20世紀半ばから現在に至るまで、看護は多くの変化と困難を乗り越えてきました。その中で「書く」という営みを通じて、看護実践の価値を問い続けた川嶋みどり先生が、これまでの経験と想いを綴った言葉を厳選し、一冊の本にまとめたのが『川嶋みどり看護の羅針盤 366の言葉』 (ライフサポート社、2020年)。

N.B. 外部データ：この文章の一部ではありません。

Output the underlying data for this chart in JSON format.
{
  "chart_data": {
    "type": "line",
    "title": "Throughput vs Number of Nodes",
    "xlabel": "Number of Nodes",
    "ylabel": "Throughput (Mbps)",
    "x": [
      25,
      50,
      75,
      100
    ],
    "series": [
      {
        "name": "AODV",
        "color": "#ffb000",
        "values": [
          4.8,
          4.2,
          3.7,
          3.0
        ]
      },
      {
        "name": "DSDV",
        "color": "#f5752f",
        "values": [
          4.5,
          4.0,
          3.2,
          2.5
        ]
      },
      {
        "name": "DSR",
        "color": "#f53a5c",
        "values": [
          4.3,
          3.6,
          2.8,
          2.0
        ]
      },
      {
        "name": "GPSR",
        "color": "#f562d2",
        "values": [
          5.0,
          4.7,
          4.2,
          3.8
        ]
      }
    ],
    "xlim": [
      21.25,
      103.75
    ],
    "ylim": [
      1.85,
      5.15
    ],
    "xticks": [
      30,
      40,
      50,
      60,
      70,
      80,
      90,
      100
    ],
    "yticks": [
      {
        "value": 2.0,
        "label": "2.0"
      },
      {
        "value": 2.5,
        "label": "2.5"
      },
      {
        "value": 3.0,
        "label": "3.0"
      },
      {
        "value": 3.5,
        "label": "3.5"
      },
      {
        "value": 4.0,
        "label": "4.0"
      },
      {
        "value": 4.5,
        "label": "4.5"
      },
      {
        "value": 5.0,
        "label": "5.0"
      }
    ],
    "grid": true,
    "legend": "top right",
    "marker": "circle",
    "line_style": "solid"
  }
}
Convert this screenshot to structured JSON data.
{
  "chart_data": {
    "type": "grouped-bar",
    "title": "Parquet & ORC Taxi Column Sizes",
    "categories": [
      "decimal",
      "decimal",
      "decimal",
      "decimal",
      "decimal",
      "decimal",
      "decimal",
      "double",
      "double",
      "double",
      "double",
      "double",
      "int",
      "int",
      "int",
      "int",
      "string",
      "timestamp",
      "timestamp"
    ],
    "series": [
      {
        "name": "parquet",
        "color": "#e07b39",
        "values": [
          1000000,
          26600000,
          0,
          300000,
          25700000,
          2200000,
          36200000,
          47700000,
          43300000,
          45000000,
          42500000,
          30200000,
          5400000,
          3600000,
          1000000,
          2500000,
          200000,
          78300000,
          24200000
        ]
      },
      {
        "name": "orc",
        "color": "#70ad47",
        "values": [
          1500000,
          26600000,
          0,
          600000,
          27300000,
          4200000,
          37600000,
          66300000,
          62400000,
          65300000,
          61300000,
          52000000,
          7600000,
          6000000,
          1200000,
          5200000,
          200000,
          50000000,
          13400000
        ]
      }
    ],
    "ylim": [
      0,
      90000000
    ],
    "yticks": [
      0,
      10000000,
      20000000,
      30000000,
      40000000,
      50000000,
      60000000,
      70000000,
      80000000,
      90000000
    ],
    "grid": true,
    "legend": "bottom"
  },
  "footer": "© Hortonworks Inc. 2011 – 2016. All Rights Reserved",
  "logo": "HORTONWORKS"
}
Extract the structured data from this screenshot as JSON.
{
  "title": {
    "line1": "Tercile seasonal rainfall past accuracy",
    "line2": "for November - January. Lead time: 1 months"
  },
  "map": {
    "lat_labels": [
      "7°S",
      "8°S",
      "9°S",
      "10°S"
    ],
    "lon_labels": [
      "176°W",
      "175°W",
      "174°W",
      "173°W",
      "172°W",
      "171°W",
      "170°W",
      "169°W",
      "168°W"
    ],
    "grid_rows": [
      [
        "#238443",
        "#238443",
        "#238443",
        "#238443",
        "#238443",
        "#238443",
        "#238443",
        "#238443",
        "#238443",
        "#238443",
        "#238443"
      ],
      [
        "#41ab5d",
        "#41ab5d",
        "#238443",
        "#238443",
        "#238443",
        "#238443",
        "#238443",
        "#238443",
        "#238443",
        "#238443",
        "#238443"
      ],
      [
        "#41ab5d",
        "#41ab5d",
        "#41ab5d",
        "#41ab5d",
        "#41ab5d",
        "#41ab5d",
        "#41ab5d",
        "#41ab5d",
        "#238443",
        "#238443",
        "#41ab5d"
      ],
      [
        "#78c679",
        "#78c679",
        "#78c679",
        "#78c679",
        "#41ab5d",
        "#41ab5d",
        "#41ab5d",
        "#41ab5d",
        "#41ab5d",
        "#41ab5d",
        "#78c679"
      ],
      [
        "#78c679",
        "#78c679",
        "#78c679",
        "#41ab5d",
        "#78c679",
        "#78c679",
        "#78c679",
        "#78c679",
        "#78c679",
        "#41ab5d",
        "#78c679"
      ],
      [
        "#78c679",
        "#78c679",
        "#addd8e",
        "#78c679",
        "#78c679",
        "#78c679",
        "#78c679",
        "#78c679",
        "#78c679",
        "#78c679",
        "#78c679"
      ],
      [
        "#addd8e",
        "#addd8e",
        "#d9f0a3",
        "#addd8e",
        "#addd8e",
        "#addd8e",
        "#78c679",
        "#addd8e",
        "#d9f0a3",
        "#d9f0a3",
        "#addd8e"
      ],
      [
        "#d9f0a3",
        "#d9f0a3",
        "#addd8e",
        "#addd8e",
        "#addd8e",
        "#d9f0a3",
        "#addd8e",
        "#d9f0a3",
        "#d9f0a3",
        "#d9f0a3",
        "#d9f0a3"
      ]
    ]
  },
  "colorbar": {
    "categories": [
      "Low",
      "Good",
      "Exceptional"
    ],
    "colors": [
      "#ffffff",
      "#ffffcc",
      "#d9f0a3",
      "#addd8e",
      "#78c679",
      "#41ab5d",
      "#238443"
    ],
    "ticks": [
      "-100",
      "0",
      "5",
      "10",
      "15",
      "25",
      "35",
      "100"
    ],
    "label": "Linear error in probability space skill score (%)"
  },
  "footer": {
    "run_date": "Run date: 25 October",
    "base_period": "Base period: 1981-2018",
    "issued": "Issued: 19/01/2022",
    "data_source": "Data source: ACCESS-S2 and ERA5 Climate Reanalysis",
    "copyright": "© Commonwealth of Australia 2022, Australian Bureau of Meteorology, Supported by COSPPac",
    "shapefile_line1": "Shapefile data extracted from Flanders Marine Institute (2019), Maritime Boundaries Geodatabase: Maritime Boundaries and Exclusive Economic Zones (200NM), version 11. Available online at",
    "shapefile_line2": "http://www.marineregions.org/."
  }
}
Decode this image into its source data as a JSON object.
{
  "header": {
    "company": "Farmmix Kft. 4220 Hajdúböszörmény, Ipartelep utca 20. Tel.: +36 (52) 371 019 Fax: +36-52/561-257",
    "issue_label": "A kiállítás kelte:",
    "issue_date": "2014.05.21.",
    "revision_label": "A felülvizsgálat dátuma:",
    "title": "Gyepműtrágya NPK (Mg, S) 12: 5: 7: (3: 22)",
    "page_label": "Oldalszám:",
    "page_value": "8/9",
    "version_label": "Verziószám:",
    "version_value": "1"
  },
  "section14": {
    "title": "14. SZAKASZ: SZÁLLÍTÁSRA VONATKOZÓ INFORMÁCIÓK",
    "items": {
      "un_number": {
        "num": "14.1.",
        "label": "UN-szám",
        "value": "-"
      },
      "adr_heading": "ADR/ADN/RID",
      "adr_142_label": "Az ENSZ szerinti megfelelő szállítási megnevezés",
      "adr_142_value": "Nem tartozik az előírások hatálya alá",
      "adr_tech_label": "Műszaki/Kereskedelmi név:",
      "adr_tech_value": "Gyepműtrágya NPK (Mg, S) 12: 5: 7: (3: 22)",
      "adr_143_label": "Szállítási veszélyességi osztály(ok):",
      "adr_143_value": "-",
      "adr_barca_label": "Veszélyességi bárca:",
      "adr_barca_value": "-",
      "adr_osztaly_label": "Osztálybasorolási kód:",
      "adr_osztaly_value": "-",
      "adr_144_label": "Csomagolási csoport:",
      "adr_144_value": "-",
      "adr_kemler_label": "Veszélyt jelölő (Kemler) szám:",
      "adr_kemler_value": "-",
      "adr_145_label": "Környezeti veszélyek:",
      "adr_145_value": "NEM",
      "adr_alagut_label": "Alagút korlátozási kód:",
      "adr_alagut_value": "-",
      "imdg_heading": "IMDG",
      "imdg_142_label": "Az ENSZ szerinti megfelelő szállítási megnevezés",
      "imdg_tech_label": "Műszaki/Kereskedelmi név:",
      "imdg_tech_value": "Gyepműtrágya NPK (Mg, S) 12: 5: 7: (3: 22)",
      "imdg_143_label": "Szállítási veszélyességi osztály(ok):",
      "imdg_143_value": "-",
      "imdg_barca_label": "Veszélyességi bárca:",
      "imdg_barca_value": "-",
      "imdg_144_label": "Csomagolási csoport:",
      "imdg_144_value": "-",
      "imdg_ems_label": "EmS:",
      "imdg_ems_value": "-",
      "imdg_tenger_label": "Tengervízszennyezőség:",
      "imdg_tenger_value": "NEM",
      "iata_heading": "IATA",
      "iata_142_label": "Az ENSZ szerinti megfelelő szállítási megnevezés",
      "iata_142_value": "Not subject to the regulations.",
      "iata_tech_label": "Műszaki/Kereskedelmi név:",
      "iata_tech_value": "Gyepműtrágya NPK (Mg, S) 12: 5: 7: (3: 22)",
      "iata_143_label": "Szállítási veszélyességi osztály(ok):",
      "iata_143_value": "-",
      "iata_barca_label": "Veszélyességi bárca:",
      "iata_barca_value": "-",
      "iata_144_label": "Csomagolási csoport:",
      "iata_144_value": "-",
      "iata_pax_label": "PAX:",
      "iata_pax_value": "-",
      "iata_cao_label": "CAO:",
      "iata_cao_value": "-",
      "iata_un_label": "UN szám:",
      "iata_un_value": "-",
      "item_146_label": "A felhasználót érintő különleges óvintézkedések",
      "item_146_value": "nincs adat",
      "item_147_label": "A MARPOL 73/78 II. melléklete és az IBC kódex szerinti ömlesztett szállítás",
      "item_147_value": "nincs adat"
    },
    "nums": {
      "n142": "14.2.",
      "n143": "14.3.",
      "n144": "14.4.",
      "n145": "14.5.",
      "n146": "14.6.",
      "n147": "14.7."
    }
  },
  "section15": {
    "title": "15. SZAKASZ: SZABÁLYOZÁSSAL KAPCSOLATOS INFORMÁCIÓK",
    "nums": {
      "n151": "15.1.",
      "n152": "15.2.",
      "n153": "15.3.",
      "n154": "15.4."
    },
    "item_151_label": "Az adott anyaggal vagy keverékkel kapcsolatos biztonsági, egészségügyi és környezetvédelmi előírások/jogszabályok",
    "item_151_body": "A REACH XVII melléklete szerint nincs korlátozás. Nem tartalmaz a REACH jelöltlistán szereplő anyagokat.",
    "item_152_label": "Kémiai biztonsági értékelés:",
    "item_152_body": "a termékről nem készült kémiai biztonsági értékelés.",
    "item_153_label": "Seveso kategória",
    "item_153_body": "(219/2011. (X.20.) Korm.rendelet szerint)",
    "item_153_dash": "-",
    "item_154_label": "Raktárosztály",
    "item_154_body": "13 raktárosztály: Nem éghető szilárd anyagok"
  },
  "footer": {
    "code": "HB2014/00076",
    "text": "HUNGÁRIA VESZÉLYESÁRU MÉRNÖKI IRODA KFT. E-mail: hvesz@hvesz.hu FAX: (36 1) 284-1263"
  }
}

この連載では、本書に収載された看護の現場や看護職の想いだけでなく、個人としての視点や感性も込められた366の言葉を、毎日1つずつご紹介します。
医師にとって良い看護師は
素直に命令を黙って実行する看護師であり
それは必ずしも患者にとって
よい看護師であるとは言えない
「食欲のない患者がやっとお箸をとったと思ったら、“点滴しよう、時聞がない”と言って医師が来るのです。〈ちょっと待って下さい。今お食事中ですから〉と言いたいのだけど、このチャンスを逃したら、もう医師をつかまえるのは並大抵ではありません。仕方なしに点滴の準備をして、悪いと知りつつ患者のもとにいきます。患者の方も心得ていて、お箸をおき、お膳を横におしやるのです」
そして食事の時間を中断された患者は二度と箸を取ろうとはせず、そのまま膳は下げられて、看護記録には摂取量ゼロと書かれる。そして食欲のない患者として点滴の指示は半永久的に続くのである。(中略)
医師にとって良い看護師は、素直に命令を黙って実行する看護師であり、それは必ずしも患者にとって良い看護師であるとは言えない。